Back in the day, we used to sign up for "mailing lists". If we were interested in a particular product or wanted to be notified when something went on sale, a shopkeeper would take our name and number and file it away until he or she could call us to make a sale.
Then we started getting catalogues. And, if you actually placed a catalog order, it was as if your name address appeared on the lists of every retailer and wholesaler in the world. Catalogs routinely filled mailboxes across the country offering items that marketing professionals determined we might find interesting based on our previous purchases.
Then came Rewards Programs that required us to join a "club" to get better service and pricing discounts. Of course, retailers that use these programs are simply trying to track their customers' spending habits. By revealing personal information we, essentially, consented to being included in their marketing platform.
Before we knew it, we began receiving dozens of unsolicited emails about products and services that we had no interest in receiving. Someone was collecting our information and selling it to the highest bidder.
Soon, cashiers at retail establishments were required to input shoppers' zip codes before each transaction could be completed. We couldn't pay for our purchases without revealing this information. A zip code can be used to track our purchases and send us junk mail. (Interestingly, in early 2011 the California Supreme Court concluded that protections in the state's constitution are in place to protect consumers from this practice.)
Now we encounter cashiers in many retail stores that ask for our telephone numbers. Starting, perhaps, at Radio Shack, the corporate marketing suits have deemed it an acceptable practice to badger each and every customer for a telephone number. Make no mistake, a telephone number is not necessary to complete a cash purchase … all that is required is cash.
Of course, we can refuse to divulge information to cashiers by simply stating "I opt out" or "no thanks". It's important to remember that the cashier has nothing to do with this policy and that they're simply doing their job. Surely, they'd rather not have to ask for the information.

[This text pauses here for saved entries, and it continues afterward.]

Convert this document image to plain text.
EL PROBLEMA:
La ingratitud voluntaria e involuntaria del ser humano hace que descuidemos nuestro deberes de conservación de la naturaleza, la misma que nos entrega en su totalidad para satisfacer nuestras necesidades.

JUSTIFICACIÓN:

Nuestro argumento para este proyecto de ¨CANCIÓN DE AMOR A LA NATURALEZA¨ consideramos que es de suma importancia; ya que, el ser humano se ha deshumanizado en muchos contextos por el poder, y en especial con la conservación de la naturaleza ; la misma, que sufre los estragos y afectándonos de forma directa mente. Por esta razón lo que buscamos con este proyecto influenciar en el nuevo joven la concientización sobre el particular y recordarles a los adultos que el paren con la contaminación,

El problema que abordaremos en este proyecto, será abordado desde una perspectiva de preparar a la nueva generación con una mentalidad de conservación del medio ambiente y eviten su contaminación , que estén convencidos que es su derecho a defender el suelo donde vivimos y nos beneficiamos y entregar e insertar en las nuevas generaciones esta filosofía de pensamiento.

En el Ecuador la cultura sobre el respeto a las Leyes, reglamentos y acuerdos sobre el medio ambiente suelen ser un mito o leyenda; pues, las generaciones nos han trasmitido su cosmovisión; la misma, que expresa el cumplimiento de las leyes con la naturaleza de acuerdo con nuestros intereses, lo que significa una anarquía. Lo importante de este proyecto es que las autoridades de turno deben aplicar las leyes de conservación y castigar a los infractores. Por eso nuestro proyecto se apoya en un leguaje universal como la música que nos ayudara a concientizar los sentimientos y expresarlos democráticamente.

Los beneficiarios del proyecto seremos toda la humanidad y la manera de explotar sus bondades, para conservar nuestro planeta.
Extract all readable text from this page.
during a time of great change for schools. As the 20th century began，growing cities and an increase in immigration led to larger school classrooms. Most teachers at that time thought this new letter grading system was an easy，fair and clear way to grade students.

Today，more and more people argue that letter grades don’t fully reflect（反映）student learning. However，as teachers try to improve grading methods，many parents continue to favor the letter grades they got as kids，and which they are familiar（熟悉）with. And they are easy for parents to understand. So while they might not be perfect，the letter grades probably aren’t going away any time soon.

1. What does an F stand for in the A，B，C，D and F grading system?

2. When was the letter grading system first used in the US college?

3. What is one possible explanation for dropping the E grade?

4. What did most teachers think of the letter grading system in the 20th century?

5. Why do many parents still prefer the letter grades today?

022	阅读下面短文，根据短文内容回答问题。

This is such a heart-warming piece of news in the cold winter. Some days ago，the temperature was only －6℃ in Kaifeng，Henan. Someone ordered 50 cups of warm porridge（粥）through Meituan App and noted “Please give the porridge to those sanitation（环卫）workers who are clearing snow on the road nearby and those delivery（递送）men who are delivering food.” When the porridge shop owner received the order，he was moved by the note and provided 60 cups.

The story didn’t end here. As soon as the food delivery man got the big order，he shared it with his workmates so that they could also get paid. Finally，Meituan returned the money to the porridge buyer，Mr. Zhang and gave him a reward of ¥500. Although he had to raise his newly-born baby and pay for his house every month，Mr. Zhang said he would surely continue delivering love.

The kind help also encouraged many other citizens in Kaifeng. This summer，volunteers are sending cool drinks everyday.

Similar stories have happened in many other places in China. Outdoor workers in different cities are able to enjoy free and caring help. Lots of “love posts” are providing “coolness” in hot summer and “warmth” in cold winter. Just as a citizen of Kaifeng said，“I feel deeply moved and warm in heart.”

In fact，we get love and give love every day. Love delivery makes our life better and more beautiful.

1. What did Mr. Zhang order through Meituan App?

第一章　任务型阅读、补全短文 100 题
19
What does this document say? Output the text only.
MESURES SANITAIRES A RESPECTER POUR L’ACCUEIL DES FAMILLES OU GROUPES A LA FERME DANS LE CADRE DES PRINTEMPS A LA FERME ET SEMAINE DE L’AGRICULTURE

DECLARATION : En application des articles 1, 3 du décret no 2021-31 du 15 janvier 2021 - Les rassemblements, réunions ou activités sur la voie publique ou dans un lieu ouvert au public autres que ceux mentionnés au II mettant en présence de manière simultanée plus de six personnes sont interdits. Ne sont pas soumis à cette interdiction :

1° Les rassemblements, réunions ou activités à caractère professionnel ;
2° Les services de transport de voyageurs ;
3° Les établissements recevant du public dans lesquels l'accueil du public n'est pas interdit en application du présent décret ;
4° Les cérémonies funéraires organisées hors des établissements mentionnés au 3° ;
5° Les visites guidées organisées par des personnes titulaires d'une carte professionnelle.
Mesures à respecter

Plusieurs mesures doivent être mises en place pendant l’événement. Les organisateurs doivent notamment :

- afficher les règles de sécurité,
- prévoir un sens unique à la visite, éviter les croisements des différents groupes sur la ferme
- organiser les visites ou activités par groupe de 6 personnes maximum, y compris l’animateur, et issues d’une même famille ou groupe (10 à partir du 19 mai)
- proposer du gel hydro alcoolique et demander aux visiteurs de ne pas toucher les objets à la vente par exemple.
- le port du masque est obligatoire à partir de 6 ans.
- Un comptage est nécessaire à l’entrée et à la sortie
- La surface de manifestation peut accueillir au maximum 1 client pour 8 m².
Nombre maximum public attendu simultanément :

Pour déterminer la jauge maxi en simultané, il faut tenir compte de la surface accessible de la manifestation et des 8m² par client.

We should ask them if they have comment cards or an email address that we can use to express our dislike of the store's policy of collecting phone numbers for telemarketing purposes.
Perhaps we should all provide telephone numbers that belong to the Better Business Bureau or to City Hall. Try creating an email address specifically to give to cashiers ... you might be amazed by what you learn. If we flood the databases with incorrect information their records will become useless and we'll be able to spare future generations from the same nuisance. If they strategy stops working, maybe they'll stop using it.